И снова общий смех. – Но что такое этот старик? – спросил Эшли, потешно разведя руками. – Да просто шут гороховый, настоящий дундук, – презрительно махнула рукой графиня. – Только и может, что расхаживать в идиотской шляпе да вещать либо полный бред, либо какие-то витиеватые истины, как заводная птица, – пробасил маркиз. – Ну что вы так резко, дружище, – урезонил его Трэвис, – все-таки заслуженный человек, выдающийся, кхм, некогда, теоретик… Можно сказать, историческая ценность… – Антикварный раритет! – резюмировала графиня. – Шкатулка мудростей! – расхохотался Эшли, – однако, Саймон, он вам некогда попортил крови, пока вы были на посту министра просвещения. – А, вечные процессуальные проволочки, «независимость университетов» – пожал плечами Трэвис, – так или иначе, Арканум все равно настоял на введении своих норм.

– А то, что он Хранитель и имеет право на что-то там… чрезвычайное? – не сдавался Антуан. – Ох, страшно-то как, – Эшли изобразил ужас, – великий и ужасный Мистер Антиквариат объявляет чрезвычайное положение! – Только кто это услышит-то? – прогудел маркиз, – так и будет кричать среди площади, а на него все пальцем будут показывать.
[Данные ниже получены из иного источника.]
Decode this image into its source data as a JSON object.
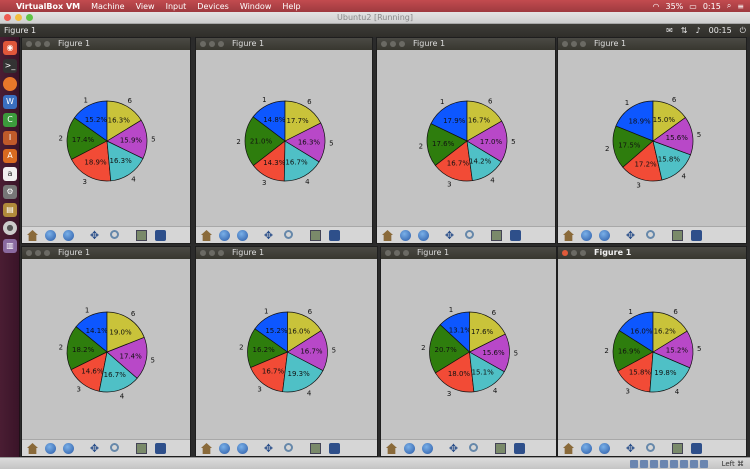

Анджеле было тошно до ужаса, и до ужаса противно – как будто какие-то мелкие зверьки, шакалы или гиены, кусали и пинали связанного льва, но она понимала – надо молчать и слушать, и по возможности войти к этим людям в доверие. – Значит, реальная власть… у кого? – В том и дело, что ни у кого конкретного! – любезно ответил Трэвис, – власть – это договор, консенсус уважающих друг друга лиц определенного круга.

– Подождите, а как же народ, выборы, всеобщее голосование..? – изобразил наивность Алекс. Еще один взрыв хохота сотряс высоких собеседников так сильно, что те с минуту вытирали глаза. – Ну вы иногда скажете так скажете! – тонко захихикала графиня – народ!

– Все очень просто, – пояснил Трэвис со снисходительной улыбкой, – выборы это ресурс. Есть специальные говорящие головы, которые анализируют данные запросов и настроений и озвучивают повестку, написанную умными людьми. Есть группы богатых людей и людей со связями – со временем первое и второе сплетается воедино, в том числе брачным путем. Так вот, за деньги создается общественное мнение, через подачу новостей крупнейшими каналами, создаются и уничтожаются репутации. Голоса – не более чем ресурс. Представим, что вы хотите что-то изменить. Собрали вы голоса – а мы здесь возьмем и заблокируем – пара разговоров с нужными людьми, и сенаторы голосуют «за» или «против». Каждому что-то нужно в его округе. Мы, влиятельные люди, с помощью связей и денег это предоставляем, а нам в ответ за это идут голоса. Одно дело – громкие лозунги, а другое – тайная дипломатия, компромиссы и принятие законов. Это все и есть демократия, юные друзья. – А как же партийная конкуренция? Молодые и амбициозные? – Ну, некоторые пробуют против ветра сс… кхм, плевать, – снова хлопнул себя по животу маркиз – или договоримся, или сам не рад будет. – А что касается конкуренции, она-то и приводит к системе компромиссов и взаимных обязательств, – назидательно поднял палец Трэвис, – которые со временем переходят в личные отношения, о которых широкая общественность может и не подозревать. Впрочем, я заболтался, а мне пора: как-никак, нужно согласовать программу встреч для нашего новоиспеченного.

– Кстати, молодые люди, я приглашаю вас в свой салон в этот четверг, в шесть, – со снисходительной любезностью изрекла графиня. – У меня не так безвкусно, как в этом дворце, да и общество более деликатно подобранное, не то что здесь. Чего стоит один только Фауль, этот выскочка. Совершенно никаких манер, одна претензия да надувание щек. Таких разве пускают в приличное общество? – Почтем за честь посетить ваш салон, миледи, – ответил Алекс за всех и поцеловал графине ручку. Очень вовремя начался новый танец, и Анджела вместе с остальными раскланялась с собеседниками.

Сразу стало как-то легче дышать, едва она вышла в центр зала – и, судя по остальным, они тоже испытывали немалое облегчение. Не успели они хоть немного сбросить напряжение в танце, как к ним снова подошли – это был человек средних лет в ливрее слуги. Он наклонился и что-то шепнул Давиду, тот кивнул, и слуга исчез так же мгновенно, как и появился.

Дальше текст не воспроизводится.